Çamurun İçinde Cevher
25 Şubat 2010 - Zeynep Oral -
Güzellikler, gülümsemeler, akılcı yaklaşımlar arıyorum… Nefes nefese biraz umut, biraz iç huzuru arıyorum… Güzel haber Berlin’den geldi…
(Tam o sırada bir gazetecinin sorusuna sinirlenen Bülent Arınç “tuuuu size!” diye suratımıza tükürüyordu. Bu adam başbakan yardımcısı.)
Berlin Film Festivali’nden haberler gelmeye başladığından beri, içimden “Bal” büyük ödülü alacak diye inanıyordum. Kehanet gücümden değil, Semih Kaplanoğlu’nun önceki “Süt” ve “Yumurta” filmlerini görüp, her ikisine de duyduğum hayranlıktan…
“Yumurta”da taşra yalnızlığı… Yiten annenin, terk edilenin ardından duyulan suçluluk duygusu… Dışa vurulamayanın, içten içe biriktirilenin yoğunluğu…
“Süt”te, yitirilen bu kez değerlerdir, zamandır… Yine söylenmeyenin duyumsanması… Dışarıya değil içe yolculuk… Zaman kavramının şiirle içlidışlılığı…

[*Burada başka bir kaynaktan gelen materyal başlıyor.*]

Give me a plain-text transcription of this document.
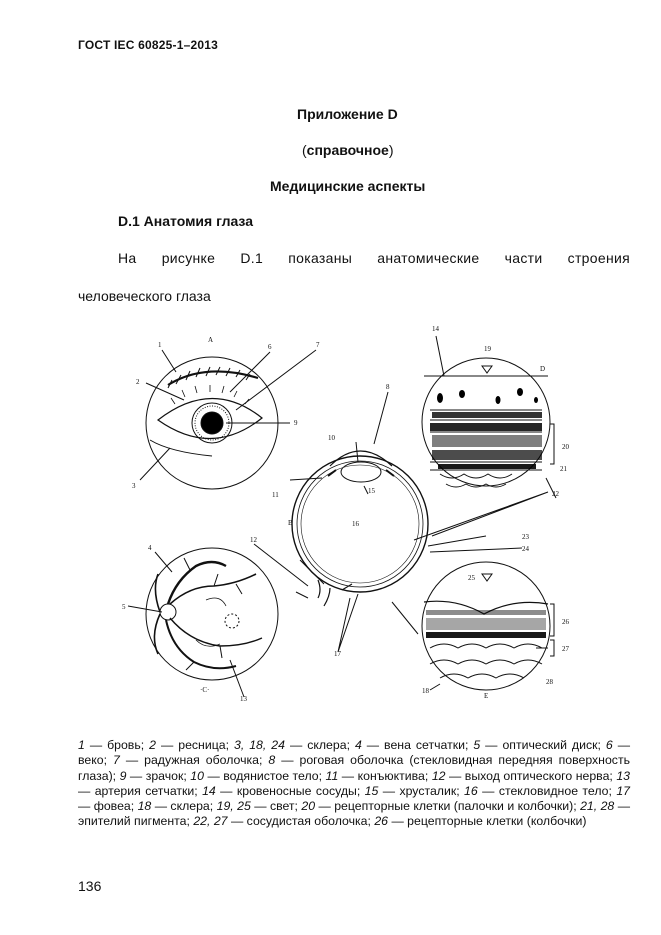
ГОСТ IEC 60825-1–2013
Приложение D
(справочное)
Медицинские аспекты
D.1 Анатомия глаза
На рисунке D.1 показаны анатомические части строения
человеческого глаза
1
2
3
4
5
6	7
8
9
10
11
12
13
14
15
16
17
18
19
20
21
22
23
24
25
26
27
28
A
B
·C·
D
E
1 — бровь; 2 — ресница; 3, 18, 24 — склера; 4 — вена сетчатки; 5 — оптический диск; 6 — веко; 7 — радужная оболочка; 8 — роговая оболочка (стекловидная передняя поверхность глаза); 9 — зрачок; 10 — водянистое тело; 11 — конъюктива; 12 — выход оптического нерва; 13 — артерия сетчатки; 14 — кровеносные сосуды; 15 — хрусталик; 16 — стекловидное тело; 17 — фовеа; 18 — склера; 19, 25 — свет; 20 — рецепторные клетки (палочки и колбочки); 21, 28 — эпителий пигмента; 22, 27 — сосудистая оболочка; 26 — рецепторные клетки (колбочки)
136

“Bal”ı izleyebilmeyi sabırsızlıkla beklerken kendi kendime “Aptal olma Zeynep! Süt ya da Yumurta’yı kaç kişi izledi ki bu ülkede” diye söylenmekten kendimi alamıyorum. Kör kör parmağım gözüne olacak ki, millet gidecek. Mizah yerine şaklabanlık, derinlik yerine yüzeysellik, incelik yerine kabalık olacak ki salonlar dolsun…
(Tam o sırada AKP’li Avni Doğan haykırıyor: “Şimdi sıra bizde. Şimdi de biz fişliyoruz . 40 yılın intikamını alıyoruz” … Hiç olmazsa partisindekilerden daha dürüst, adam itiraf ediyor…)

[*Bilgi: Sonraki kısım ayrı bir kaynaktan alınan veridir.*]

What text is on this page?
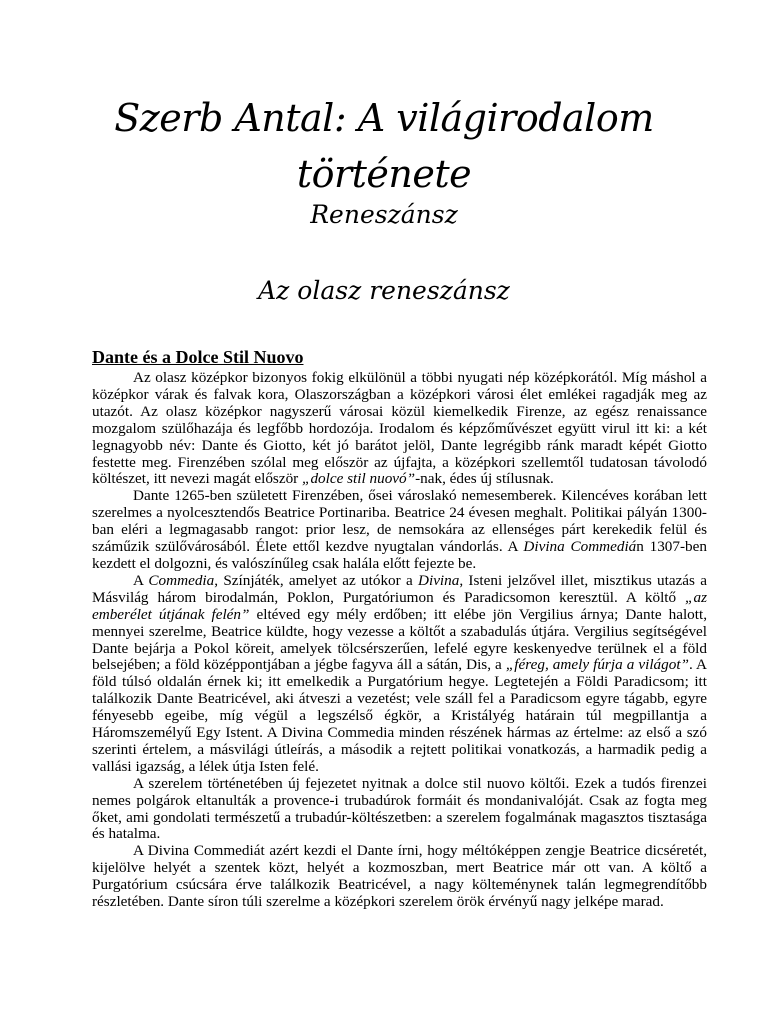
Szerb Antal: A világirodalom
története
Reneszánsz
Az olasz reneszánsz
Dante és a Dolce Stil Nuovo

Az olasz középkor bizonyos fokig elkülönül a többi nyugati nép középkorától. Míg máshol a középkor várak és falvak kora, Olaszországban a középkori városi élet emlékei ragadják meg az utazót. Az olasz középkor nagyszerű városai közül kiemelkedik Firenze, az egész renaissance mozgalom szülőhazája és legfőbb hordozója. Irodalom és képzőművészet együtt virul itt ki: a két legnagyobb név: Dante és Giotto, két jó barátot jelöl, Dante legrégibb ránk maradt képét Giotto festette meg. Firenzében szólal meg először az újfajta, a középkori szellemtől tudatosan távolodó költészet, itt nevezi magát először „dolce stil nuovó”-nak, édes új stílusnak.

Dante 1265-ben született Firenzében, ősei városlakó nemesemberek. Kilencéves korában lett szerelmes a nyolcesztendős Beatrice Portinariba. Beatrice 24 évesen meghalt. Politikai pályán 1300-ban eléri a legmagasabb rangot: prior lesz, de nemsokára az ellenséges párt kerekedik felül és száműzik szülővárosából. Élete ettől kezdve nyugtalan vándorlás. A Divina Commedián 1307-ben kezdett el dolgozni, és valószínűleg csak halála előtt fejezte be.

A Commedia, Színjáték, amelyet az utókor a Divina, Isteni jelzővel illet, misztikus utazás a Másvilág három birodalmán, Poklon, Purgatóriumon és Paradicsomon keresztül. A költő „az emberélet útjának felén” eltéved egy mély erdőben; itt elébe jön Vergilius árnya; Dante halott, mennyei szerelme, Beatrice küldte, hogy vezesse a költőt a szabadulás útjára. Vergilius segítségével Dante bejárja a Pokol köreit, amelyek tölcsérszerűen, lefelé egyre keskenyedve terülnek el a föld belsejében; a föld középpontjában a jégbe fagyva áll a sátán, Dis, a „féreg, amely fúrja a világot”. A föld túlsó oldalán érnek ki; itt emelkedik a Purgatórium hegye. Legtetején a Földi Paradicsom; itt találkozik Dante Beatricével, aki átveszi a vezetést; vele száll fel a Paradicsom egyre tágabb, egyre fényesebb egeibe, míg végül a legszélső égkör, a Kristályég határain túl megpillantja a Háromszemélyű Egy Istent. A Divina Commedia minden részének hármas az értelme: az első a szó szerinti értelem, a másvilági útleírás, a második a rejtett politikai vonatkozás, a harmadik pedig a vallási igazság, a lélek útja Isten felé.

A szerelem történetében új fejezetet nyitnak a dolce stil nuovo költői. Ezek a tudós firenzei nemes polgárok eltanulták a provence-i trubadúrok formáit és mondanivalóját. Csak az fogta meg őket, ami gondolati természetű a trubadúr-költészetben: a szerelem fogalmának magasztos tisztasága és hatalma.

A Divina Commediát azért kezdi el Dante írni, hogy méltóképpen zengje Beatrice dicséretét, kijelölve helyét a szentek közt, helyét a kozmoszban, mert Beatrice már ott van. A költő a Purgatórium csúcsára érve találkozik Beatricével, a nagy költeménynek talán legmegrendítőbb részletében. Dante síron túli szerelme a középkori szerelem örök érvényű nagy jelképe marad.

“Opera News” dergisi şubat sayısında büyük Maestro Ricardo Muti’ye geniş bir yer ayırdı. Çünkü New York’taki Metropolitan Operası’nda ilk kez temsil edilen Verdi’nin “Attila” operasını o yönetti ve yönetiyor. İlk temsil 23 Şubat’taydı. Yalnız o dergide değil, daha birçok yayın organında Ricardo Muti bu vesileyle bol bol Leyla Gencer’den söz etti, onu övüp yüceltti. Her fırsatta, bu eserin ilk kez Floransa’da 1972’de sahnelendiğini ve başrolleri paylaşan Leyla Gencer’le Nikolai Ghiaurov’un ne denli muhteşem olduklarını anlata anlata bitiremedi. (Bu konuya dikkatimi çeken Şule Soysal’a sonsuz teşekkürler.) Ben de boş durmadım, Floransa’daki temsilden kaçak kaydedilip sonradan piyasaya sürülmüş Muti-Gencer- Ghiaurov’lu “Atilla” operasını dinlerken buldum kendimi.
(Sahi Başbakan müzik sanatçılarıyla buluştu kahvaltıda. Ne büyük bir düş kırıklığı... Rojin dışında hiçbiri soramadı mı, nedir şu Kürt açılımı dediğin diye. Taş atan Kürt çocukları hapislerde tutmak mı? Seçilmiş belediye başkanlarını içeri almak mı? Nedir demokratik açılım? Gözaltında öldürülen Engin Çeber’in işkenceci polislerini beraat ettirtmek mi?)
Önceki akşam Kültür Koleji’nin 50. yılı Lütfi Kırdar’da Fazıl Say ve Patricia Kopatchinskaja’nın konseriyle kutlandı. Muhteşemdi. Çılgıncaydı. Baştan çıkarıcıydı. Gül ve Fahamettin Akıngüç’ü bu seçimleri nedeniyle kutluyorum.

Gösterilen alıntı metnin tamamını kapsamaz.